Comment choisir un protège-dents adapté au handball

Le problème qui coûte des points

Sur le parquet, chaque collision est une petite guerre. Un protège-dents mal ajusté, c’est le ticket direct pour une bouche en vrac, un temps d’arrêt, voire une blessure qui décale toute la tactique. Voilà le vrai souci : on ne veut pas de gadget, on veut de la protection fiable, sans sacrifier la respiration ni la mobilité.

Les critères qui font la différence

1. Le type de matériau

Les plastiques rigides sont les dinosaures du secteur : lourds, peu conformes, ils obligent à mordre fort et à souffrir de frottements.

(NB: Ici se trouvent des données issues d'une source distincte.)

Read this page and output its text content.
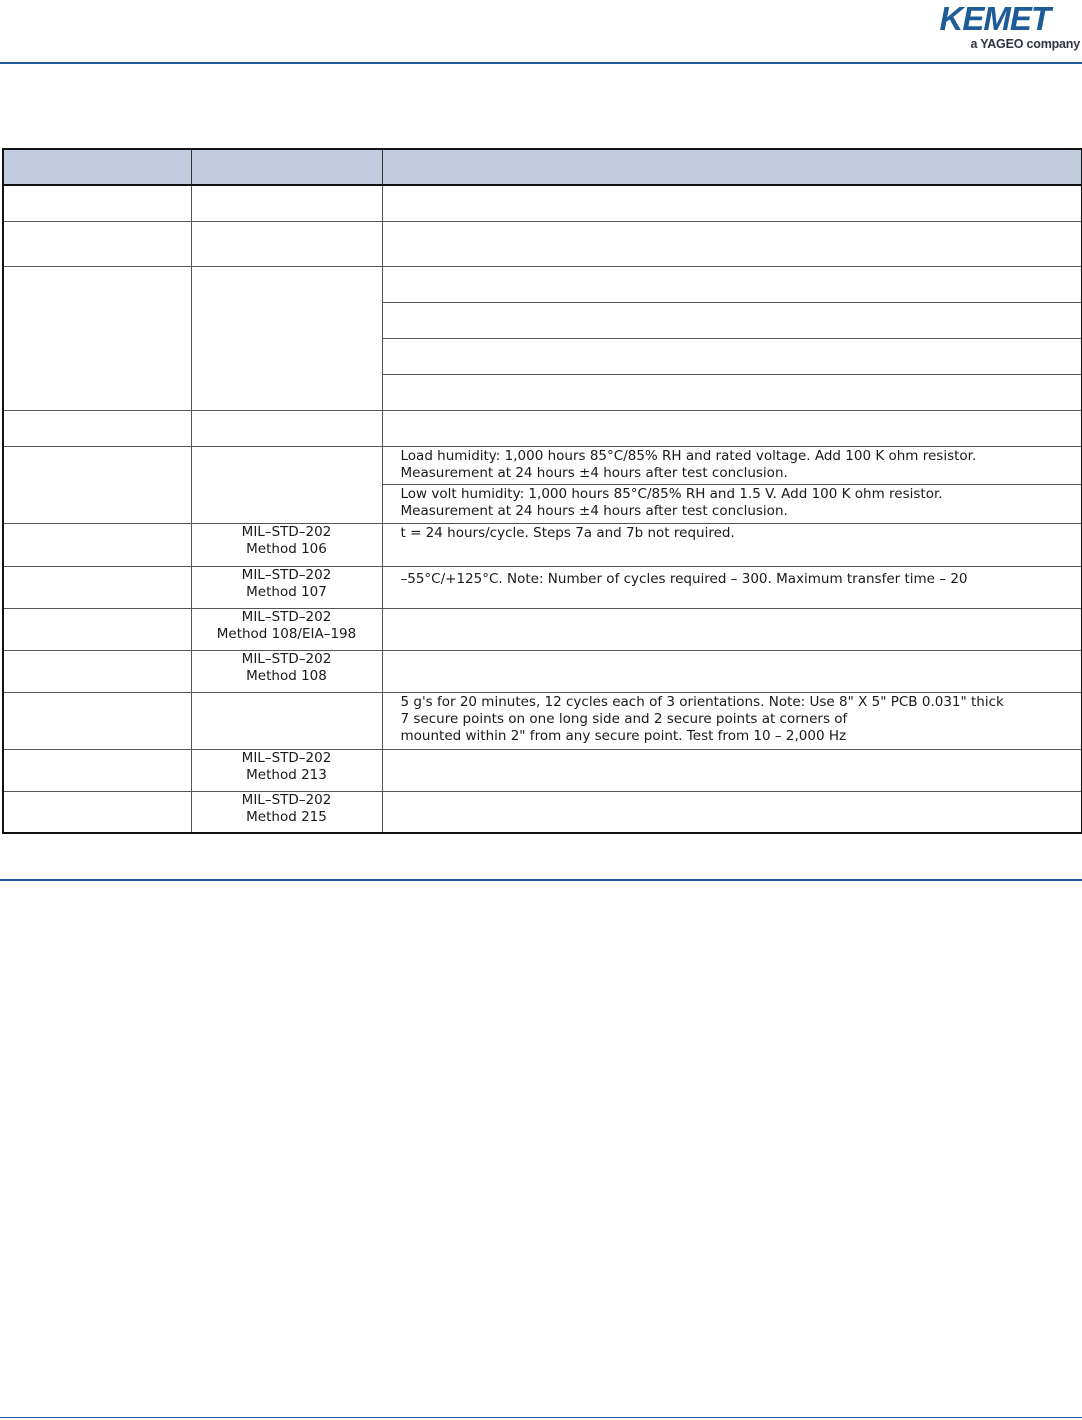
KEMET
a YAGEO company

		Load humidity: 1,000 hours 85°C/85% RH and rated voltage. Add 100 K ohm resistor.
Measurement at 24 hours ±4 hours after test conclusion.

		Low volt humidity: 1,000 hours 85°C/85% RH and 1.5 V. Add 100 K ohm resistor.
Measurement at 24 hours ±4 hours after test conclusion.

	MIL–STD–202
Method 106	t = 24 hours/cycle. Steps 7a and 7b not required.

	MIL–STD–202
Method 107	–55°C/+125°C. Note: Number of cycles required – 300. Maximum transfer time – 20

	MIL–STD–202
Method 108/EIA–198	

	MIL–STD–202
Method 108	

		5 g's for 20 minutes, 12 cycles each of 3 orientations. Note: Use 8" X 5" PCB 0.031" thick
7 secure points on one long side and 2 secure points at corners of
mounted within 2" from any secure point. Test from 10 – 2,000 Hz

	MIL–STD–202
Method 213	

	MIL–STD–202
Method 215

Les résines thermoformables, à l’inverse, se moulent à la chaleur du corps, épousant chaque dent comme un second sourire. Priorité à la souplesse sans perdre la rigidité au moment crucial.

2. Le niveau de rétention

Un bon protège-dents doit se coller sans glisser. Si l’appareil bouge dès que le gardien se jette dans le duel, vous avez raté l’étape d’ajustement. La technologie « ventouse interne » ou les bords légèrement crantés offrent une adhérence qui ne se dérobe pas sous la pression.

3. L’épaisseur et la respiration

Épaisseur = protection, mais trop épais, c’est le blocage de l’air. La règle d’or : moins de 4 mm, tout en conservant une densité qui absorbe les chocs. Un compromis qui évite le souffle coupé au moment où le ballon file vers le but.

Comment tester avant d’acheter

Ne choisissez jamais sur le seul critère du prix. Faites le test du « dents à dents » : le protège-dents doit claquer légèrement contre les dents supérieures, sans douleur ni jeu. Si vous sentez un espace, il faut le remouler ou passer à une taille supérieure.

Ensuite, le test de la balle. Attrapez un ballon et effectuez un tir rapide ; votre respiration ne doit pas s’alourdir. Si vous sentez la gorge se serrer, le dispositif est trop envahissant. Un bon ajustement se ressent comme une extension naturelle de votre mâchoire.

Enfin, le critère du temps d’usure. Un matériau qui se fissure après deux entraînements n’est pas fait pour le championnat. Optez pour les marques qui garantissent au moins un an de performance sans perte de forme.

Le dernier conseil qui frappe fort

Faites chauffer le bouche‑protège à la bougie de la cuisine, mâchez pendant 30 secondes, puis testez le sur le terrain. Si vous pouvez parler, rire, même crier un « go » sans gêne, vous avez trouvé le bon. Sinon, retournez à la planche à dessin. À vous de jouer, le prochain match attend.